Image credit: Kevin Dooley on Flickr
Here are my guesses as to some variables Google may be using:
- Google authorship—posts by an author with many Google+ followers and a history of strong posts are likely to be preferred
- Consistent voice—is the site written by one authority in the area (or several writers who are authorities), or is it outsourced to no-name writers?
- Top-level domain—pages on .edu and .gov sites are likely to be treated with more authority
- Domain age—Newly-launched sites are typically in a sort of "sandbox" for about 6 months before they start seeing significant organic traffic
- Word count—longer posts are likely to rank better. An analysis bo serpiq found that the average content length for a top-10 page is 2500 words.
- Spelling—spell-check before you hit publish. Google will likely ding sites with spelling and grammatical errors.
- Images—does the site have high-quality, relevant images with title tags, alt tags, and relevant filenames?

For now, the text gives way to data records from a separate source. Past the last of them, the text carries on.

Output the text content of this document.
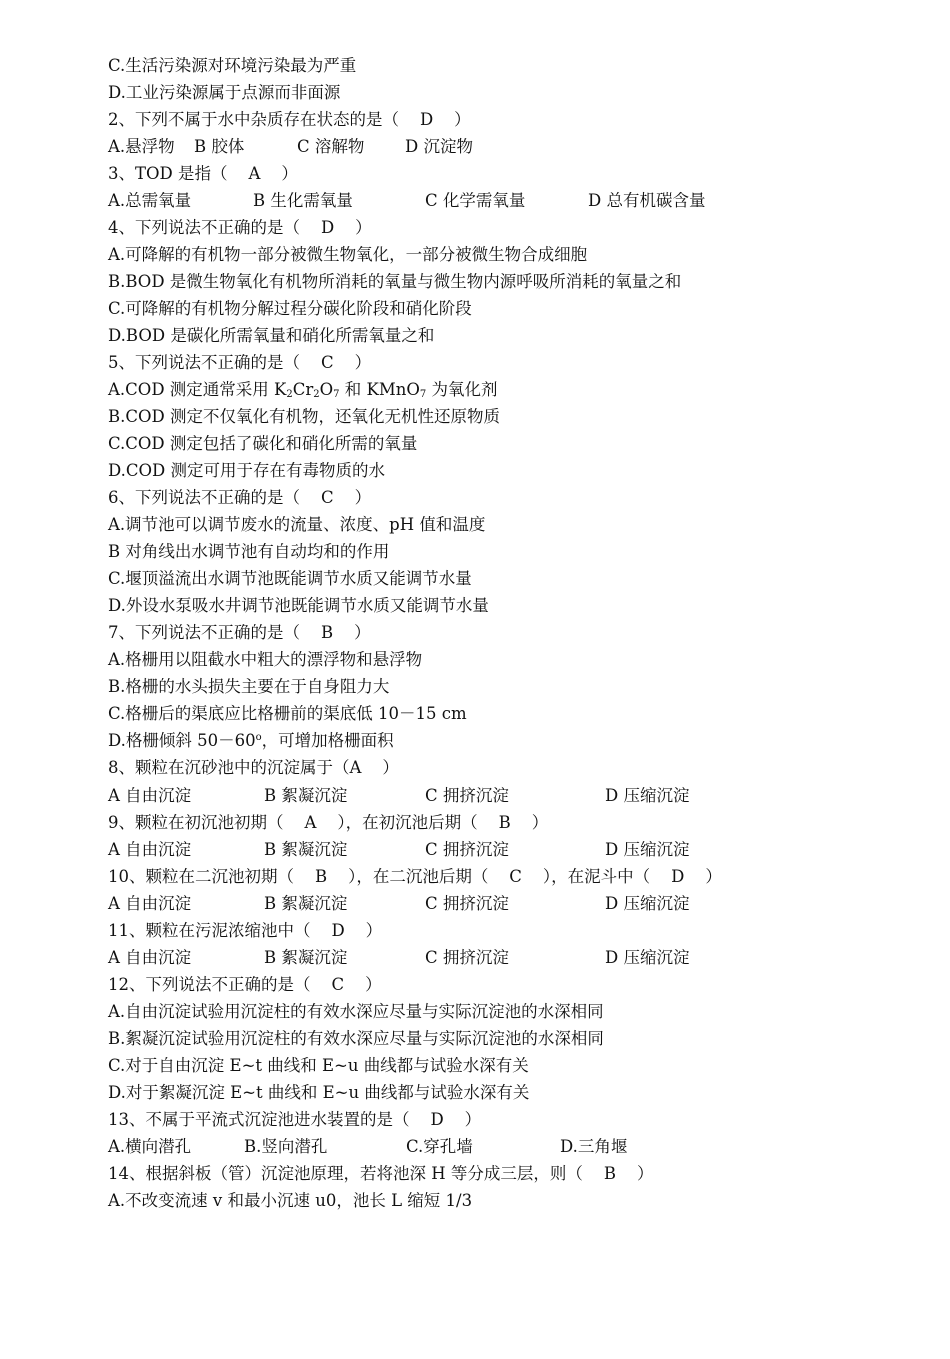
C.生活污染源对环境污染最为严重
D.工业污染源属于点源而非面源
2、下列不属于水中杂质存在状态的是（    D    ）
A.悬浮物 B 胶体	C 溶解物 D 沉淀物
3、TOD 是指（    A    ）
A.总需氧量	B 生化需氧量	C 化学需氧量	D 总有机碳含量
4、下列说法不正确的是（    D    ）
A.可降解的有机物一部分被微生物氧化，一部分被微生物合成细胞
B.BOD 是微生物氧化有机物所消耗的氧量与微生物内源呼吸所消耗的氧量之和
C.可降解的有机物分解过程分碳化阶段和硝化阶段
D.BOD 是碳化所需氧量和硝化所需氧量之和
5、下列说法不正确的是（    C    ）
A.COD 测定通常采用 $K_2Cr_2O_7$ 和 KMnO$_7$ 为氧化剂
B.COD 测定不仅氧化有机物，还氧化无机性还原物质
C.COD 测定包括了碳化和硝化所需的氧量
D.COD 测定可用于存在有毒物质的水
6、下列说法不正确的是（    C    ）
A.调节池可以调节废水的流量、浓度、pH 值和温度
B 对角线出水调节池有自动均和的作用
C.堰顶溢流出水调节池既能调节水质又能调节水量
D.外设水泵吸水井调节池既能调节水质又能调节水量
7、下列说法不正确的是（    B    ）
A.格栅用以阻截水中粗大的漂浮物和悬浮物
B.格栅的水头损失主要在于自身阻力大
C.格栅后的渠底应比格栅前的渠底低 10－15 cm
D.格栅倾斜 $50-60^o$，可增加格栅面积
8、颗粒在沉砂池中的沉淀属于（A    ）
A 自由沉淀	B 絮凝沉淀	C 拥挤沉淀	D 压缩沉淀
9、颗粒在初沉池初期（    A    ），在初沉池后期（    B    ）
A 自由沉淀	B 絮凝沉淀	C 拥挤沉淀	D 压缩沉淀
10、颗粒在二沉池初期（    B    ），在二沉池后期（    C    ），在泥斗中（    D    ）
A 自由沉淀	B 絮凝沉淀	C 拥挤沉淀	D 压缩沉淀
11、颗粒在污泥浓缩池中（    D    ）
A 自由沉淀	B 絮凝沉淀	C 拥挤沉淀	D 压缩沉淀
12、下列说法不正确的是（    C    ）
A.自由沉淀试验用沉淀柱的有效水深应尽量与实际沉淀池的水深相同
B.絮凝沉淀试验用沉淀柱的有效水深应尽量与实际沉淀池的水深相同
C.对于自由沉淀 E~t 曲线和 E~u 曲线都与试验水深有关
D.对于絮凝沉淀 E~t 曲线和 E~u 曲线都与试验水深有关
13、不属于平流式沉淀池进水装置的是（    D    ）
A.横向潜孔	B.竖向潜孔	C.穿孔墙	D.三角堰
14、根据斜板（管）沉淀池原理，若将池深 H 等分成三层，则（    B    ）
A.不改变流速 v 和最小沉速 u0，池长 L 缩短 1/3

- Original images—is the site using original images the owner created from scratch, or does it use stock photos?
- Multimedia—unique video content really makes a website stand out.
- Original content—sites with original content, original information, original reporting, original research, or original analysis will rank better than sites that simply summarize research done by other sites.
- Links out—everybody knows that backlinks drive rankings. But I think that links out (sites that your site links to) are also an important factor. A website with many links to journal articles, professors' websites, wikipedia, New York Times articles, etc. is likely to be seen as high-quality content.
- SSL—Matt Cutts, head of webspam at Google, has indicated that he would like to see SSL-enabled sites get a rankings boost, although the timing of this is unclear.
- Reading level—Google could figure out the grade level of the article using a variety of automated techniques. (Here is a website that calculates various readability scores.) I think it might be nice if they gave extra credit to articles written with a wide vocabulary at an advanced level, compared to shallow articles written on content farm sites. In fact, they could take this a step further even, and figure out the preferred reading level for each searcher and then customize the search results accordingly. Although this is a tad creepy, and I could see some ethical concerns with this approach.
- Vocabulary variety—a site that uses a wide variety of different relevant words is likely going into more detail (and providing richer information) compared to a content-farm site that speaks in general, high-level terms. For example, a page about carburetors with the phrases "inlet manifeld" "venturi," and "butterfly valve" is likely to rank higher than a short page that does not go into much detail.
- Fair and balanced—Google has indicated that they are looking for articles that present "both sides of a story." Now developing an algorithm that will read text and figure out what side of a story is being presented is no trivial task. But you could imagine that Google clusters political websites into "Democratic-leaning" and "Republican-leaning," for example (with a clustering algorithm) and then would give bonus points to a news article that included links to both Democratic and Republican sites.
- Personal flavor—Articles written in the first person (like this one here) tend to be more personal and engaging than dry articles written in the third person. So it is possible that articles with a healthy sprinkling of "I" are ranked favorably.
- Social cues—especially the number of Google+ likes and shares. What did you think the point of Google+ was? It's to make Google's core cash cow (paid search) more accurate and more profitable.
- Ad content—Google will ding sites with too many ads on them, especially ads that are "above the fold."
- Time on page—if searchers stay on the page for a long time, that means it is likely to be more engaging and higher quality.